The point is that the so-called mainstream media will grab onto whatever they can to put Republicans and conservatives on the defensive, so they are forced to explain how they can be so cruel as to cause 24 million people to “lose their insurance.” They rarely offer anything close to the proper context to help people understand what the Republicans are trying to do.

How many tens of millions of people have seen their premiums and deductibles skyrocket, or lost their ability to keep their doctors or their policies, or have been unable to find a full-time job because of the employer mandates imposed by Obamacare?

Do those numbers matter? Apparently not.

The conservative media also have an agenda, but at least they are generally transparent about it.

The leftist, mainstream media pretend to be neutral, biased only for a good story. But they rarely acknowledge that they deceitfully work to cover for the policies and scandals of the Democrats, while working to destroy conservatives and their policies, treating them as cruel and venal.

And in the heat of the 2016 campaign season, WikiLeaks and Guccifer 2.0 revealed the Democrat Media Complex, where reporters would have cocktails with the Hillary Clinton campaign. ABC’s George Stephanopoulos previously worked for the Clintons and later gave donations to their foundation without properly disclosing his actions.

This is par for the course with the complicit media. The idea that “independent” news organizations somehow lack conflicts of interest is absurd.

Farhi expresses concern that “The Daily Signal’s inclusion in the pool could set a precedent for other advocacy organizations … ” He even goes so far as to suggest that the “slope could become even more slippery if extremist or racist organizations sought similar status.”

It seems preposterous to assume that allowing a foundation’s publication to communicate with other reporters will somehow result in rampant racism and extremism. This is the same type of inflammatory rhetoric used against President Donald Trump and his senior adviser, Steve Bannon.

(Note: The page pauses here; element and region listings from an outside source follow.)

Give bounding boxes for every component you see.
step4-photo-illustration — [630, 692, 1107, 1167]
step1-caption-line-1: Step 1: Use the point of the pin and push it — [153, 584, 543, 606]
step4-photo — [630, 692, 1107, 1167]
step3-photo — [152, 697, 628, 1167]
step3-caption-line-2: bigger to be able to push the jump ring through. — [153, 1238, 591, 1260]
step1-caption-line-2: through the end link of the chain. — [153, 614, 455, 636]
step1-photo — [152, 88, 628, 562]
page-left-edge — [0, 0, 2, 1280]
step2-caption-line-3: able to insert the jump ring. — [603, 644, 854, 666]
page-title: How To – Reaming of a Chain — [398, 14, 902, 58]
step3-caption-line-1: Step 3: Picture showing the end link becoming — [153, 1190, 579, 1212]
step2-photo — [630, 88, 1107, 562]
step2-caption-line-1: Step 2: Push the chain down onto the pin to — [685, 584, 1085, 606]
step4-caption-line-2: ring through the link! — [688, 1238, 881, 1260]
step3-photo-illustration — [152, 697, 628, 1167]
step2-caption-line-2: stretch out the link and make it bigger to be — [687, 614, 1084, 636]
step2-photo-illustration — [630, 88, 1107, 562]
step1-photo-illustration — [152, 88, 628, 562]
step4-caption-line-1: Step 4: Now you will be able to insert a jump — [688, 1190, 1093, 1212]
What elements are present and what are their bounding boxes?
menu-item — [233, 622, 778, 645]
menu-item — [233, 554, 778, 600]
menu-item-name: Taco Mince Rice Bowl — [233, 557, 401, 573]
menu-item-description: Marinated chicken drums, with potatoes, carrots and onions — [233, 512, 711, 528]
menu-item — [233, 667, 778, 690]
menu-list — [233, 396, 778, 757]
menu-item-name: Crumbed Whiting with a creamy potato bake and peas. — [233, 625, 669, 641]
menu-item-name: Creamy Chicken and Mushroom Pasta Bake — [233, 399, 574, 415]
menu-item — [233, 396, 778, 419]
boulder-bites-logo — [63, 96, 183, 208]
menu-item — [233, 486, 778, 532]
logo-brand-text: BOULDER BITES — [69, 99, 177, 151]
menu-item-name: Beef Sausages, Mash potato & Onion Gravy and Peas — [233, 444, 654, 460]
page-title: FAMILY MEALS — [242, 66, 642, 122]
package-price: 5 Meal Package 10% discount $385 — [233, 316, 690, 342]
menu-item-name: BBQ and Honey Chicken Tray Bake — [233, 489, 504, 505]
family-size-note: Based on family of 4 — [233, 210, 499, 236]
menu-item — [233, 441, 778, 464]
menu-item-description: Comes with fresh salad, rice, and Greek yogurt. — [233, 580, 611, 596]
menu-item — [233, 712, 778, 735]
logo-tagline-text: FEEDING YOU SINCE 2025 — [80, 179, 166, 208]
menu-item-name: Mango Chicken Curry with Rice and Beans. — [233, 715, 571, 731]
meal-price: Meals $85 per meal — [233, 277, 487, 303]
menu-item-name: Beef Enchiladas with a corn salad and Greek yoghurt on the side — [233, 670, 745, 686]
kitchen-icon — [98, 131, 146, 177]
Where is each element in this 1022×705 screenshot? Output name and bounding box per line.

Yet, even Farhi tacitly admits that there is no real need for concern when he writes that “there were no objections to Lucas’s pool reports on [Vice President Mike] Pence” and that Lucas’ reporting merely crossed a “symbolic” line.

The Post isn’t the only paper spewing vitriol about conservatives’ newfound influence over the White House press corps. The New Yorker’s Andrew Marantz claims that the press sees the rising influence of conservative reporters, or “far-right sites,” as an “existential threat.”

Marantz writes:

Outlets that have become newly visible under the Trump administration include One America News Network, which was founded in 2013 as a right-wing alternative to Fox News; LifeZette, a Web tabloid founded in 2015 by Laura Ingraham, the radio commentator and Trump ally; Townhall, a conservative blog started by the Heritage Foundation; the Daily Caller, co-founded in 2010 by Tucker Carlson, now a Fox News host; and the enormously popular and openly pro-Trump Breitbart News Network.

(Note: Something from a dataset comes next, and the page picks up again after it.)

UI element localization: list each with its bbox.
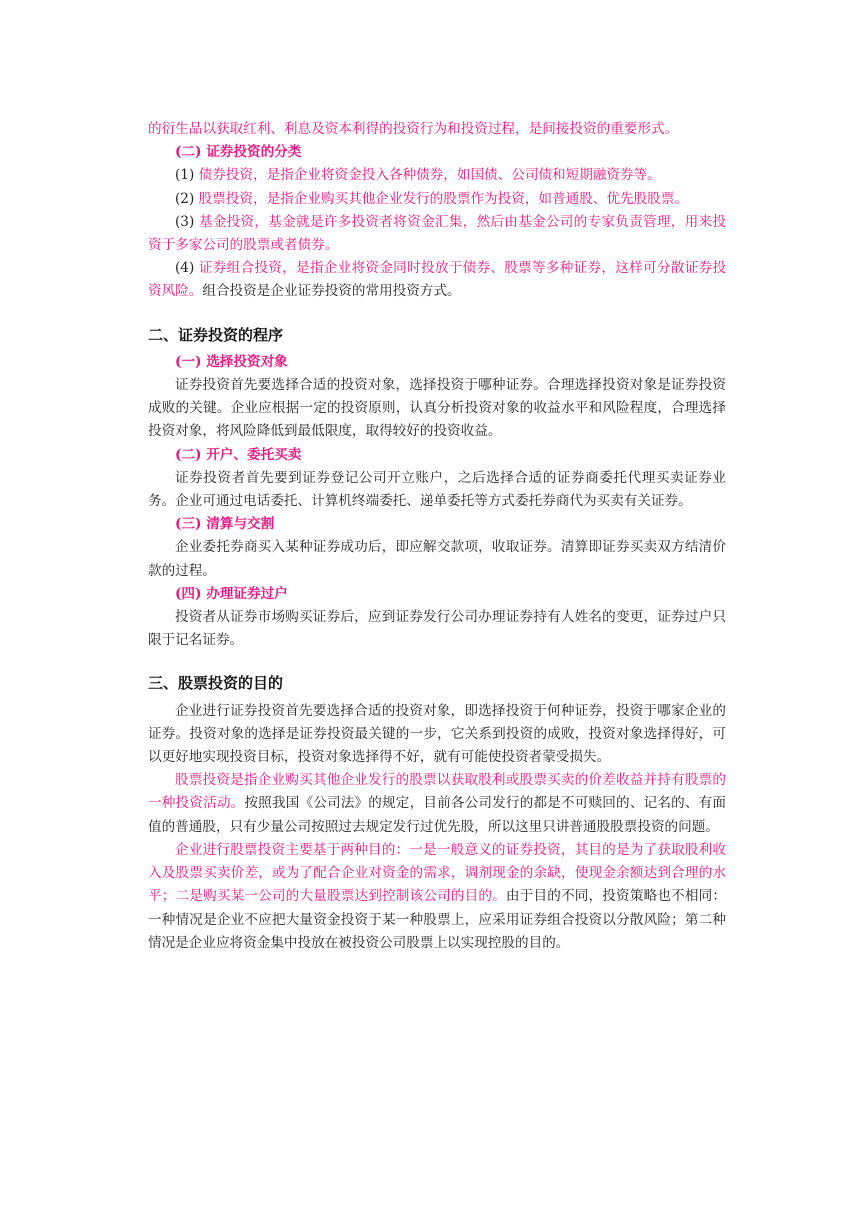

He goes on to quote an anonymous “radio correspondent” as saying, “At best, they don’t know what they’re doing … At worst, you wonder whether someone is actually feeding them softball questions … You can’t just have a parade of people asking, ‘When and how do you plan to make America great again?’”

Under Obama, the press consistently used administration statistics and reports in its friendly, fawning reporting designed to further the Obama legacy. Now that Trump has taken office, the press has reinvested in oppositional journalism, fact-checking minutiae, and claiming that Trump has colluded with Russia.